Borghild Holmsen

Uit Wikipedia, de vrije encyclopedie
Borghild Holmsen
Borghild Holmsen
Geboren 22 oktober 1865
Overleden 4 december 1938
Land Vlag van Noorwegen Noorwegen
Jaren actief 1889-1911
Instrument piano
(en) Discogs-profiel
(en) MusicBrainz-profiel
Portaal  Portaalicoon   Muziek

Borghild Holmsen (Kråkstad (Vevelstad) 22 oktober 1865Bergen, 4 december 1938) was een Noors pianist, componist en muziekcriticus.
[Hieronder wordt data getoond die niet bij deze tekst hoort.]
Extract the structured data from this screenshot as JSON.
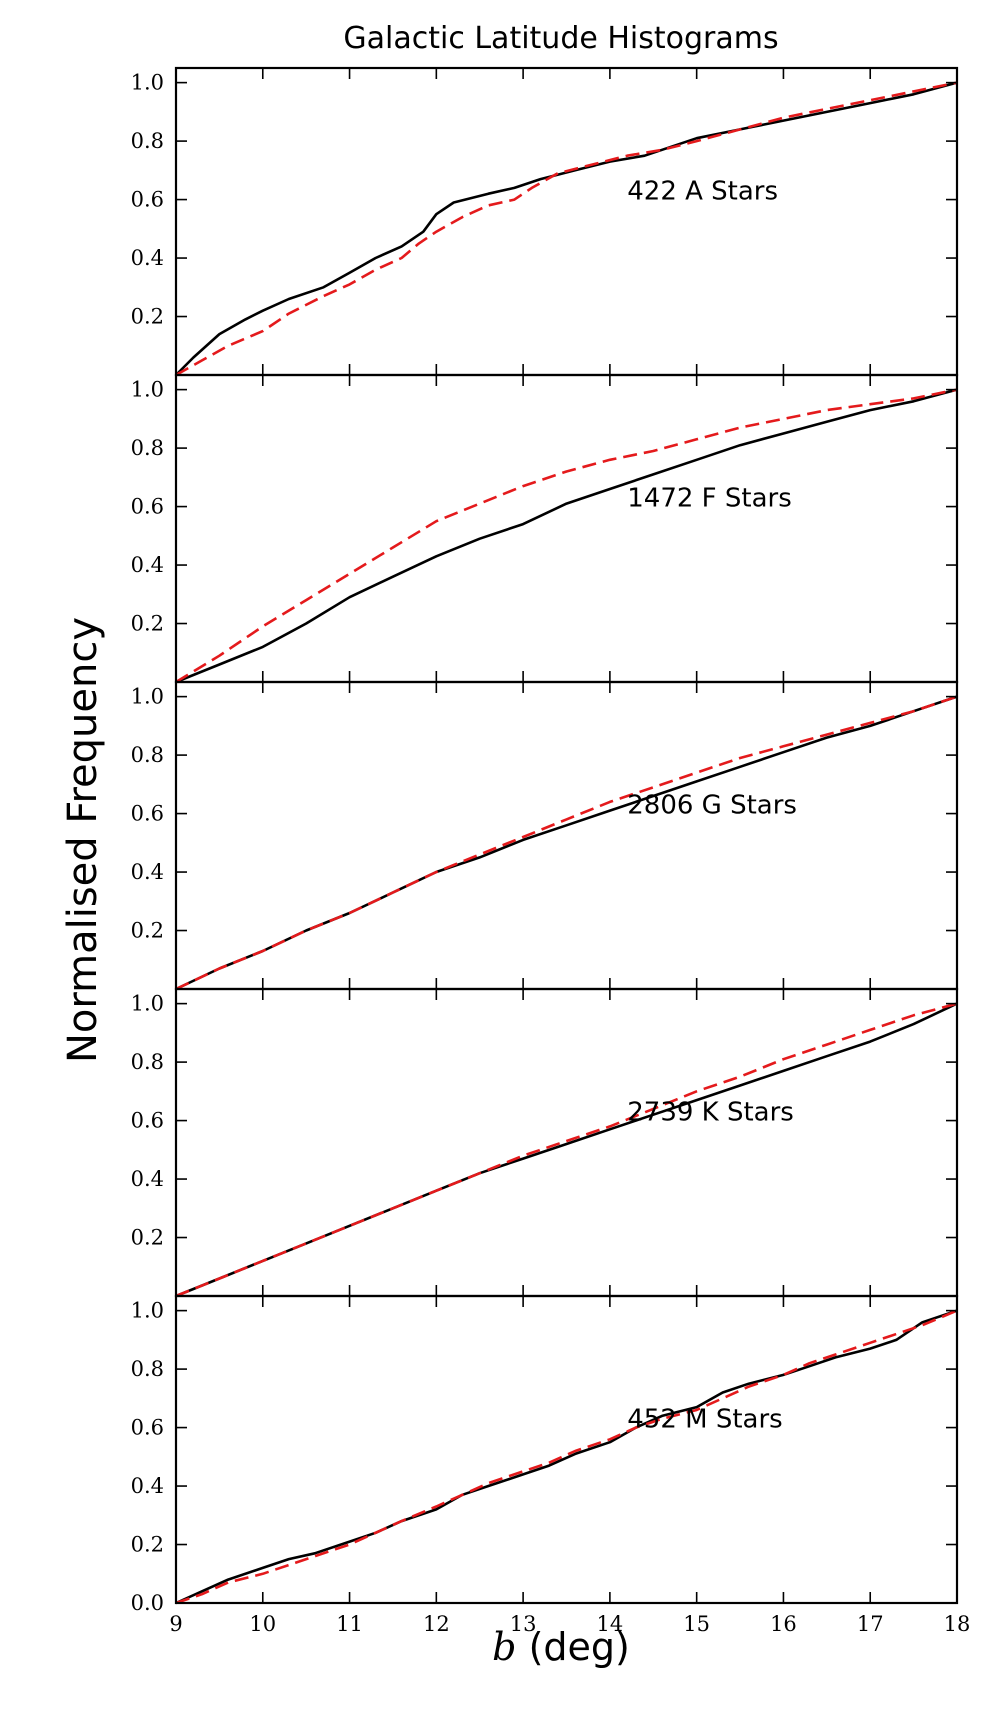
{
  "figure": {
    "title": "Galactic Latitude Histograms",
    "ylabel": "Normalised Frequency",
    "xlabel_var": "b",
    "xlabel_unit": " (deg)"
  },
  "colors": {
    "observed": "#000000",
    "model": "#e41a1c"
  },
  "chart_data": [
    {
      "type": "line",
      "annotation": "422 A Stars",
      "xlim": [
        9,
        18
      ],
      "ylim": [
        0,
        1.05
      ],
      "yticks": [
        "0.2",
        "0.4",
        "0.6",
        "0.8",
        "1.0"
      ],
      "xticks": [
        9,
        10,
        11,
        12,
        13,
        14,
        15,
        16,
        17,
        18
      ],
      "series": [
        {
          "style": "solid",
          "x": [
            9.0,
            9.2,
            9.5,
            9.8,
            10.0,
            10.3,
            10.7,
            11.0,
            11.3,
            11.6,
            11.85,
            12.0,
            12.2,
            12.6,
            12.9,
            13.2,
            13.6,
            14.0,
            14.4,
            15.0,
            15.5,
            16.0,
            16.5,
            17.0,
            17.5,
            18.0
          ],
          "y": [
            0.0,
            0.06,
            0.14,
            0.19,
            0.22,
            0.26,
            0.3,
            0.35,
            0.4,
            0.44,
            0.49,
            0.55,
            0.59,
            0.62,
            0.64,
            0.67,
            0.7,
            0.73,
            0.75,
            0.81,
            0.84,
            0.87,
            0.9,
            0.93,
            0.96,
            1.0
          ]
        },
        {
          "style": "dashed",
          "x": [
            9.0,
            9.3,
            9.6,
            10.0,
            10.3,
            10.7,
            11.0,
            11.3,
            11.6,
            11.8,
            12.0,
            12.3,
            12.6,
            12.9,
            13.1,
            13.4,
            13.8,
            14.2,
            14.6,
            15.0,
            15.5,
            16.0,
            16.5,
            17.0,
            17.5,
            18.0
          ],
          "y": [
            0.0,
            0.05,
            0.1,
            0.15,
            0.21,
            0.27,
            0.31,
            0.36,
            0.4,
            0.45,
            0.49,
            0.54,
            0.58,
            0.6,
            0.64,
            0.69,
            0.72,
            0.75,
            0.77,
            0.8,
            0.84,
            0.88,
            0.91,
            0.94,
            0.97,
            1.0
          ]
        }
      ]
    },
    {
      "type": "line",
      "annotation": "1472 F Stars",
      "xlim": [
        9,
        18
      ],
      "ylim": [
        0,
        1.05
      ],
      "yticks": [
        "0.2",
        "0.4",
        "0.6",
        "0.8",
        "1.0"
      ],
      "xticks": [
        9,
        10,
        11,
        12,
        13,
        14,
        15,
        16,
        17,
        18
      ],
      "series": [
        {
          "style": "solid",
          "x": [
            9.0,
            9.5,
            10.0,
            10.5,
            11.0,
            11.5,
            12.0,
            12.5,
            13.0,
            13.5,
            14.0,
            14.5,
            15.0,
            15.5,
            16.0,
            16.5,
            17.0,
            17.5,
            18.0
          ],
          "y": [
            0.0,
            0.06,
            0.12,
            0.2,
            0.29,
            0.36,
            0.43,
            0.49,
            0.54,
            0.61,
            0.66,
            0.71,
            0.76,
            0.81,
            0.85,
            0.89,
            0.93,
            0.96,
            1.0
          ]
        },
        {
          "style": "dashed",
          "x": [
            9.0,
            9.5,
            10.0,
            10.5,
            11.0,
            11.5,
            12.0,
            12.5,
            13.0,
            13.5,
            14.0,
            14.5,
            15.0,
            15.5,
            16.0,
            16.5,
            17.0,
            17.5,
            18.0
          ],
          "y": [
            0.0,
            0.09,
            0.19,
            0.28,
            0.37,
            0.46,
            0.55,
            0.61,
            0.67,
            0.72,
            0.76,
            0.79,
            0.83,
            0.87,
            0.9,
            0.93,
            0.95,
            0.97,
            1.0
          ]
        }
      ]
    },
    {
      "type": "line",
      "annotation": "2806 G Stars",
      "xlim": [
        9,
        18
      ],
      "ylim": [
        0,
        1.05
      ],
      "yticks": [
        "0.2",
        "0.4",
        "0.6",
        "0.8",
        "1.0"
      ],
      "xticks": [
        9,
        10,
        11,
        12,
        13,
        14,
        15,
        16,
        17,
        18
      ],
      "series": [
        {
          "style": "solid",
          "x": [
            9.0,
            9.5,
            10.0,
            10.5,
            11.0,
            11.5,
            12.0,
            12.5,
            13.0,
            13.5,
            14.0,
            14.5,
            15.0,
            15.5,
            16.0,
            16.5,
            17.0,
            17.5,
            18.0
          ],
          "y": [
            0.0,
            0.07,
            0.13,
            0.2,
            0.26,
            0.33,
            0.4,
            0.45,
            0.51,
            0.56,
            0.61,
            0.66,
            0.71,
            0.76,
            0.81,
            0.86,
            0.9,
            0.95,
            1.0
          ]
        },
        {
          "style": "dashed",
          "x": [
            9.0,
            9.5,
            10.0,
            10.5,
            11.0,
            11.5,
            12.0,
            12.5,
            13.0,
            13.5,
            14.0,
            14.5,
            15.0,
            15.5,
            16.0,
            16.5,
            17.0,
            17.5,
            18.0
          ],
          "y": [
            0.0,
            0.07,
            0.13,
            0.2,
            0.26,
            0.33,
            0.4,
            0.46,
            0.52,
            0.58,
            0.64,
            0.69,
            0.74,
            0.79,
            0.83,
            0.87,
            0.91,
            0.95,
            1.0
          ]
        }
      ]
    },
    {
      "type": "line",
      "annotation": "2739 K Stars",
      "xlim": [
        9,
        18
      ],
      "ylim": [
        0,
        1.05
      ],
      "yticks": [
        "0.2",
        "0.4",
        "0.6",
        "0.8",
        "1.0"
      ],
      "xticks": [
        9,
        10,
        11,
        12,
        13,
        14,
        15,
        16,
        17,
        18
      ],
      "series": [
        {
          "style": "solid",
          "x": [
            9.0,
            9.5,
            10.0,
            10.5,
            11.0,
            11.5,
            12.0,
            12.5,
            13.0,
            13.5,
            14.0,
            14.5,
            15.0,
            15.5,
            16.0,
            16.5,
            17.0,
            17.5,
            18.0
          ],
          "y": [
            0.0,
            0.06,
            0.12,
            0.18,
            0.24,
            0.3,
            0.36,
            0.42,
            0.47,
            0.52,
            0.57,
            0.62,
            0.67,
            0.72,
            0.77,
            0.82,
            0.87,
            0.93,
            1.0
          ]
        },
        {
          "style": "dashed",
          "x": [
            9.0,
            9.5,
            10.0,
            10.5,
            11.0,
            11.5,
            12.0,
            12.5,
            13.0,
            13.5,
            14.0,
            14.5,
            15.0,
            15.5,
            16.0,
            16.5,
            17.0,
            17.5,
            18.0
          ],
          "y": [
            0.0,
            0.06,
            0.12,
            0.18,
            0.24,
            0.3,
            0.36,
            0.42,
            0.48,
            0.53,
            0.58,
            0.64,
            0.7,
            0.75,
            0.81,
            0.86,
            0.91,
            0.96,
            1.0
          ]
        }
      ]
    },
    {
      "type": "line",
      "annotation": "452 M Stars",
      "xlim": [
        9,
        18
      ],
      "ylim": [
        0,
        1.05
      ],
      "yticks": [
        "0.0",
        "0.2",
        "0.4",
        "0.6",
        "0.8",
        "1.0"
      ],
      "xticks": [
        9,
        10,
        11,
        12,
        13,
        14,
        15,
        16,
        17,
        18
      ],
      "series": [
        {
          "style": "solid",
          "x": [
            9.0,
            9.3,
            9.6,
            10.0,
            10.3,
            10.6,
            11.0,
            11.3,
            11.6,
            12.0,
            12.3,
            12.6,
            13.0,
            13.3,
            13.6,
            14.0,
            14.3,
            14.6,
            15.0,
            15.3,
            15.6,
            16.0,
            16.3,
            16.6,
            17.0,
            17.3,
            17.6,
            18.0
          ],
          "y": [
            0.0,
            0.04,
            0.08,
            0.12,
            0.15,
            0.17,
            0.21,
            0.24,
            0.28,
            0.32,
            0.37,
            0.4,
            0.44,
            0.47,
            0.51,
            0.55,
            0.6,
            0.64,
            0.67,
            0.72,
            0.75,
            0.78,
            0.81,
            0.84,
            0.87,
            0.9,
            0.96,
            1.0
          ]
        },
        {
          "style": "dashed",
          "x": [
            9.0,
            9.3,
            9.6,
            10.0,
            10.3,
            10.6,
            11.0,
            11.3,
            11.6,
            12.0,
            12.3,
            12.6,
            13.0,
            13.3,
            13.6,
            14.0,
            14.3,
            14.6,
            15.0,
            15.3,
            15.6,
            16.0,
            16.3,
            16.6,
            17.0,
            17.3,
            17.6,
            18.0
          ],
          "y": [
            0.0,
            0.03,
            0.07,
            0.1,
            0.13,
            0.16,
            0.2,
            0.24,
            0.28,
            0.33,
            0.37,
            0.41,
            0.45,
            0.48,
            0.52,
            0.56,
            0.6,
            0.63,
            0.66,
            0.7,
            0.74,
            0.78,
            0.82,
            0.85,
            0.89,
            0.92,
            0.95,
            1.0
          ]
        }
      ]
    }
  ]
}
Ze behoort tot de in Noorwegen bekende familie Holmsen met geoloog Andreas Holmsen en historicus Andreas Holmsen, met een geschiedenis die terugvoert tot de 18e eeuw.

Ze werd als middelste kind van drie geboren binnen het gezin van grondbezitter Thorvald Clemetsen Holmsen (19 september 1832- 19 september 1911) en Jacobine Ludovica Ellefsen (23 januari 1883- 29 december 1880).

Op zevenjarige leeftijd verhuisde ze naar Christiania omdat haar vader de boerderij in Vevelstad had verkocht. Ze kreeg aldaar pianoles van Agathe Backer-Grøndahl en muziektheorie van Otto Winter-Hjelm. Ze studeerde verder in Leipzig bij Carl Reinecke (onder andere compositieleer) en Salomonm Jadassohn en in Berlijn bij Albert Becker. Als componiste moest ze in haar dagen vechten tegen een vooroordeel tegen vrouwelijke componisten, net als haar lerares Backer-Grøndahl.

Haar pianistendebuut vond plaats in 1889 in Leipzig[1] toen zij met violist F. Berber een uitvoering gaf van haar eigen Sonate voor piano en viool, die verloren is gegaan. Een jaar later trad ze op in Oslo. Haar latere sonate voor viool en piano zou haar bekendste werk worden. Ze heeft diverse malen de Noorse regering gevraagd om studietoelagen voor met name een studie orkestratie, doch die werden alle geweigerd. Daarna concerteerde ze in Noorwegen, Europa en de Verenigde Staten. Na haar loopbaan als concertpianiste ging ze les geven aan het Conservatorium van Bergen waar Harald Sæverud een van haar leerlingen was. In aanvulling op het doceren schreef ze muziekrecensies voor het Bergens Aftenblad en Bergens Arbeidersblad. Tevens zette ze een muziekbibliotheek op poten in die stad.

In 1911 gaf ze een lezing over oud-Noorse muziek. In 1912 ontving ze de onderscheiding "Officier de l’Academie Française".[2] Van haar zijn vijfentwintig verhandelingen bekend omtrent klassieke muziek, per componist en ook per land.

Enkele concerten[bewerken | brontekst bewerken]

Werken (gedeelte)[bewerken | brontekst bewerken]

Door haar lange verblijf in Leipzig verschenen zowel werken met als zonder opusnummer:

  • opus 1: Twee pianostukken (een barcarole en scherzo); opgedragen aan Lizzie Winge, collegapianiste
  • opus 2: 3 nye sange med Tysk text (Primula veria, Curiose Geschichte, Wir lebten uns einst)
  • opus 3: Romance voor viool en piano
  • opus 9: Drie liederen (1899)
  • opus 10; Vioolsonate
  • opus 11: Die Feder am Sturmhut (lied)
  • opus 11 ook wel: Festindtog på Akershus Festning (1905)[4]
  • opus 12: Vier schetsen voor piano (waaronder Myggedans)
  • opus 13: Balvise (liederen met pianobegeleiding)
  • opus 14: Drie gedichten met tekst van Vilhelm Krag
  • opus 15: Romance norvegienne voor viool en piano)
  • opus 16: Elbenreigen
  • opus 17: Fjordbilleder (Fjordbeelden)

Bovendien verscheen onder haar pseudoniem Octavia Kvint[5] in 1917[6]: Vijf walsetudes (5 Valse etuder):[7]

  1. Dans paa engen (een oefening in toonladders)
  2. Svenskevals (een oefening in tertsen)
  3. Clowner, som danser (een oefening in staccato)
  4. Humlen (een oefening in trillers)
  5. De voksnes vals (een oefening in octaven).